Ich werde ein Blutsbruder

Ich falle voll angezogen ins Wasser

Ich treffe Großvater, mehrere Raupen und Klas

Ich untersuche Großvaters Schweinekoteletts und umarme einen Fisch

Ich werde an etwas erinnert, das ich vergessen hatte

Percy kommt an und Großvater zerschlägt einen Stuhl

Im Holzschuppen finden wir Glaube, Hoffnung und Liebe und erfahren etwas über Buffalo Bill

Wir kundschaften Nudisten aus und erleben die Entstehung eines Käfers

Wir sehen das zornigste Pferd von ganz Schweden und tausend Millionen Sterne

Liebe, Nesseln und Essigsäure

Wir vertiefen uns in die Bibel und Percy übt Trockenschwimmen

Percy übt Bogenschießen und kann fast richtig schwimmen

Percy tanzt und kriegt eine Abreibung – und dann noch eine

Ich kriege eine niederschmetternde Antwort und höre die Musik der Liebe

Mir ist düster zumute, aber Percy ist bester Laune

Das Unmögliche ist möglich, wird aber schnell wieder unmöglich

Gott ist kein bisschen friedlich, finde ich

Wo sind die Haare geblieben, Jungs?

Ich denke an gekochte Dorschaugen

Großvater rasiert sich und wird wie neu

Tarzan, Sohn der Krokodile und Dorsche

Buffalo Bill, der Meisterschütze

Über den Autor

Über die Autorin

»Habe ich doch gleich gesagt«, sagte Großvater.

»Das kommt davon, wenn man zu viel isst. Wer hat schon mal was von einem Pferd in einem Schlafzimmer gehört?«

Dylan Thomas: Porträt des Künstlers als junger Hund



Ich werde ein Blutsbruder

Auf manche Tage wartet man mehr als auf andere.

Auf diesen hatten wir fast ein ganzes Jahr gewartet. Die Sonne schien ins Klassenzimmer und ließ ihr munteres Licht auf unsere wassergekämmten Schädel fallen. Auf den roten Apfel, den Ann-Kristin vorne aufs Pult gelegt hatte, schien sie auch.
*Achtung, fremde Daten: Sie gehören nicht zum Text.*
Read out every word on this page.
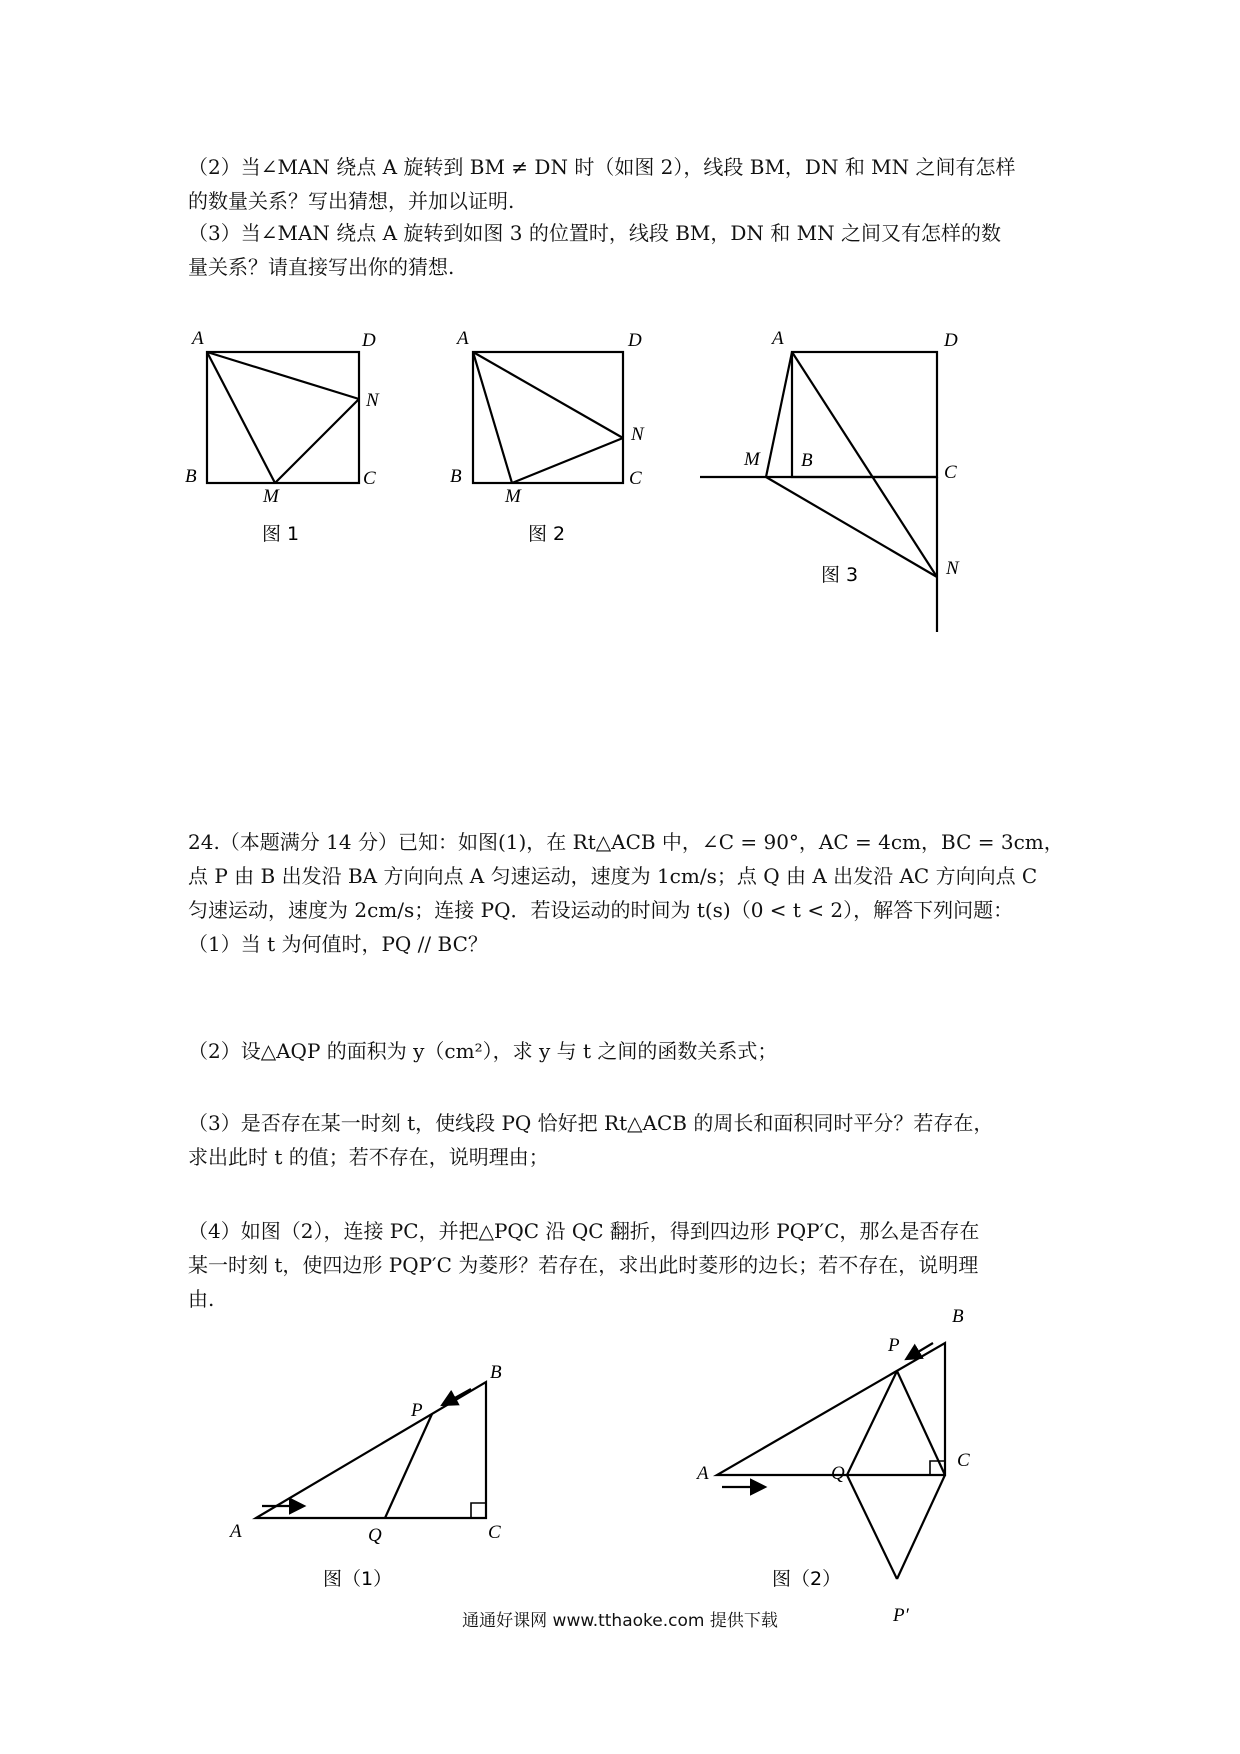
（2）当∠MAN 绕点 A 旋转到 BM ≠ DN 时（如图 2），线段 BM，DN 和 MN 之间有怎样
的数量关系？写出猜想，并加以证明.
（3）当∠MAN 绕点 A 旋转到如图 3 的位置时，线段 BM，DN 和 MN 之间又有怎样的数
量关系？请直接写出你的猜想.
A	D
N
B
M
C
图 1
A	D
N
B
M
C
图 2
A	D
M B
C
N
图 3
24.（本题满分 14 分）已知：如图(1)，在 Rt△ACB 中，∠C = 90°，AC = 4cm，BC = 3cm，
点 P 由 B 出发沿 BA 方向向点 A 匀速运动，速度为 1cm/s；点 Q 由 A 出发沿 AC 方向向点 C
匀速运动，速度为 2cm/s；连接 PQ．若设运动的时间为 t(s)（0 < t < 2），解答下列问题：
（1）当 t 为何值时，PQ // BC？
（2）设△AQP 的面积为 y（cm²），求 y 与 t 之间的函数关系式；
（3）是否存在某一时刻 t，使线段 PQ 恰好把 Rt△ACB 的周长和面积同时平分？若存在，
求出此时 t 的值；若不存在，说明理由；
（4）如图（2），连接 PC，并把△PQC 沿 QC 翻折，得到四边形 PQP′C，那么是否存在
某一时刻 t，使四边形 PQP′C 为菱形？若存在，求出此时菱形的边长；若不存在，说明理
由.
A
B
C
P
Q
图（1）
A
B
C
P
Q
P′
图（2）
通通好课网 www.tthaoke.com 提供下载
Unsere Bänke hatten wir bereits ausgeräumt. Herrlicher als so konnte das Leben nicht werden. Heute würden nämlich die Sommerferien anfangen. Und ich dachte lauter erfreuliche Gedanken. Zum Beispiel dachte ich an Klas, an Pia, an den Duft der Brennnesseln, an meinen zornigen, dicken Großvater und daran, wie wundervoll es sein würde, in die Wellen zu tauchen, die hinter den Schärendampfern aufschäumten. Da klopfte mein Freund Percy mir plötzlich auf die Schulter und steckte mir einen zerknitterten Zettel zu.

»WENN SIE SINGEN, HAUEN WIR AB!«, stand da. Kurz darauf ging unsere Lehrerin vor an die Orgel.

»So, und jetzt wollen wir singen«, sagte sie.

Sie hieß Märta Lindkvist, hatte rot geschminkte Lippen, rote Schuhe und einen dünnen roten Gürtel aus echtem Plastik um die Taille. Wenn sie sich bewegte, wogte ihr gelbes Kleid wie ein Getreidefeld im Wind. Sie duftete nach Maiglöckchen. Und wenn sie lächelte, lächelten unsere Eltern auch, sie hatte nämlich ein sehr ansteckendes Lächeln.

»Ich hoffe, alle singen mit«, sagte sie lächelnd.

Dann begann sie zu spielen. Sie spielte Wenn die Getreidefelder im Winde wogen, das war ihr Lieblingslied. Ich selbst bewegte bloß die Lippen, um die gute Stimmung nicht zu verderben. Das machten die meisten anderen auch. Mama allerdings nicht, sie sang laut und bebend, wie sie es immer tat.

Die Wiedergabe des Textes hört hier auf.